Locked into the classroom, Robert S. shot himself as armed police moved in on him.
Police said they found another 500 bullets hidden in the school, which they believe had been planted by Robert S.
Officers from Germany's Federal Criminal Investigation Office have been combing the school building since Friday for more clues to help explain the massacre. Their investigation is expected to last for at least two days.
Erfurt in shock
A scene like the Erfurt shooting was unprecedented in Germany - a country with some of the tightest gun-control laws in the world.
On Friday evening church bells tolled all over Erfurt. More than one thousand people gathered at the town's Church of Saint Andrew for an ecumenical service in honor of the victims.
Students, teachers, parents and local residents have placed flowers in front of Erfurt's Gutenberg High School and have lit candles.
No one can comprehend Friday's events at the school.
Likeable and intelligent, but craving recognition
Schoolmates described Robert S. as likeable, open and intelligent, but they say he craved recognition. Until early spring, Robert had been a student at Erfurt's Gutenberg High School. Last year, he failed to qualify for the final high school exams Abitur with the rest of his class and was forced to repeat the final year.

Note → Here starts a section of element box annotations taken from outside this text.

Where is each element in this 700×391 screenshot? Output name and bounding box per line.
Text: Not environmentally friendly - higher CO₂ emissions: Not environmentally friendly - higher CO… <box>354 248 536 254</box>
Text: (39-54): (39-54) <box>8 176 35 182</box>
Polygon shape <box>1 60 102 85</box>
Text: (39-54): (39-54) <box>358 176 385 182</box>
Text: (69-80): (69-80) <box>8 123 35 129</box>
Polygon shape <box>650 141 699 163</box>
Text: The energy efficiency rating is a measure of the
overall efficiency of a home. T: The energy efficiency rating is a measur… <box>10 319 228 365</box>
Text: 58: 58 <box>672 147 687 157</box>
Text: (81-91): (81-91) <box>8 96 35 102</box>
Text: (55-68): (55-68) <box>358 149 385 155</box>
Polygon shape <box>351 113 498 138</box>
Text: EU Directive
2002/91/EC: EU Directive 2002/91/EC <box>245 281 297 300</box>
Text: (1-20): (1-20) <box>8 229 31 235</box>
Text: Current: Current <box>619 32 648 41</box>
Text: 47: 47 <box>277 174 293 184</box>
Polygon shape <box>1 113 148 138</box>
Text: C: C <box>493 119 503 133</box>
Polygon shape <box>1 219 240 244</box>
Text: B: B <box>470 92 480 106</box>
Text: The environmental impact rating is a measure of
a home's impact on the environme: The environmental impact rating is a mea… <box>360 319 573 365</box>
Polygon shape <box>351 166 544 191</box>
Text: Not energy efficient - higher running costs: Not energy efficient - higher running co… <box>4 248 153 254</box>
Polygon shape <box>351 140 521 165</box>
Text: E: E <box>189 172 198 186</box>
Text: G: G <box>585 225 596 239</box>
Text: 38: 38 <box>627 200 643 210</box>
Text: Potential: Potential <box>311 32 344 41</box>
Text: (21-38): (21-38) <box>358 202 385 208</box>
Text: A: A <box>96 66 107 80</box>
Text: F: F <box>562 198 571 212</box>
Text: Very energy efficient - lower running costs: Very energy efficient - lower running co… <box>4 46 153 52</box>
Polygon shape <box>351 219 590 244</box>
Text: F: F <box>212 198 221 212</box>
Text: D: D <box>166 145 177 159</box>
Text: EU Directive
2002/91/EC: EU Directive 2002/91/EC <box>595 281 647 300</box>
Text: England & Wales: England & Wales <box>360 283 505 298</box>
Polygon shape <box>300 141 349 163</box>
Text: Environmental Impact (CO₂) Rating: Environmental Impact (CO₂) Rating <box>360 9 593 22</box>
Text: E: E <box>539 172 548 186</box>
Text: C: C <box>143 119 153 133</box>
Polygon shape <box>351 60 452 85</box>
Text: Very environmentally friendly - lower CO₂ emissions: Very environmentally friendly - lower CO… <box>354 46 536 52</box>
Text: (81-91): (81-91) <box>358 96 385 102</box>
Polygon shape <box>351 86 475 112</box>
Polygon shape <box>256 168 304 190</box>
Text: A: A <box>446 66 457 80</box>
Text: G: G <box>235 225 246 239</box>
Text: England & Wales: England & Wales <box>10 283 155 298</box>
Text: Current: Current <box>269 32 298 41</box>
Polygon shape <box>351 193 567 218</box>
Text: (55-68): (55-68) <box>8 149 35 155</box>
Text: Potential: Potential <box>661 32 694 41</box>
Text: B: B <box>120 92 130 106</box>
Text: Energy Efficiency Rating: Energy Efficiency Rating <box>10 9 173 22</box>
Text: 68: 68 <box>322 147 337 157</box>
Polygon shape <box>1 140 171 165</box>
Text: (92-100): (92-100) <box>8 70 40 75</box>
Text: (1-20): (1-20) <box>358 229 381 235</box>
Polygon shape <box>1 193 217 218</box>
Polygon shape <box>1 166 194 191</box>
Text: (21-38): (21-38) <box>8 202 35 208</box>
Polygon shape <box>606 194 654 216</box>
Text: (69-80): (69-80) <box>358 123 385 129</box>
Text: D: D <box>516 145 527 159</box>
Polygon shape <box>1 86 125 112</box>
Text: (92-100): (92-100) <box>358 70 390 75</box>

But in February of this year, Robert S. was expelled from the school because he had forged absentee excuse notes.
He went on his Friday killing spree just as his former fellow classmates were sitting down to take their final Abitur exams.
Some German psychologists have said that Robert S. may have been influenced by the Columbine High School massacre. On April 20, 1999, two students of Columbine High School in Littleton/Colorado shot dead one teacher and twelve fellow students before killing themselves.
The US has witnessed 20 separate school massacres over the past decade.
Germany's politicians try to find the right words
On the day after the Erfurt shooting, flags on all government buildings in Germany are flying at half-mast this Saturday.
Germany's political leaders have been struggling to find the right words to express their shock over the events in Erfurt. Chancellor Schröder said, "Any efforts to try to work out how such a thing could have happened are premature." He added that "there are questions here that have to be answered by society as a whole."
"I think everyone in Germany feels with the relatives of the victims," the chancellor said. "This is so unheard of that it exceeds the power of imagination. I think we all need time to work this through in our minds."
Shortly after the events of Erfurt became known, the Chancellor met for crisis talks with interior minister, Otto Schily (photo) who was also shocked by the events. "I'd like to express my sincere sympathy with the relatives, especially the parents of the students, and I'd like to assure them of the government's full assistance," Schily said.
All of Germany's political leaders agree that the first priority now is to provide support for the survivors and relatives of the victims of Friday's attack.
"This crime exceeds all others that have been committed in our state," said Manfred Scherer, Interior Minister of the German federal state of Thuringia. "This day has changed Thuringia."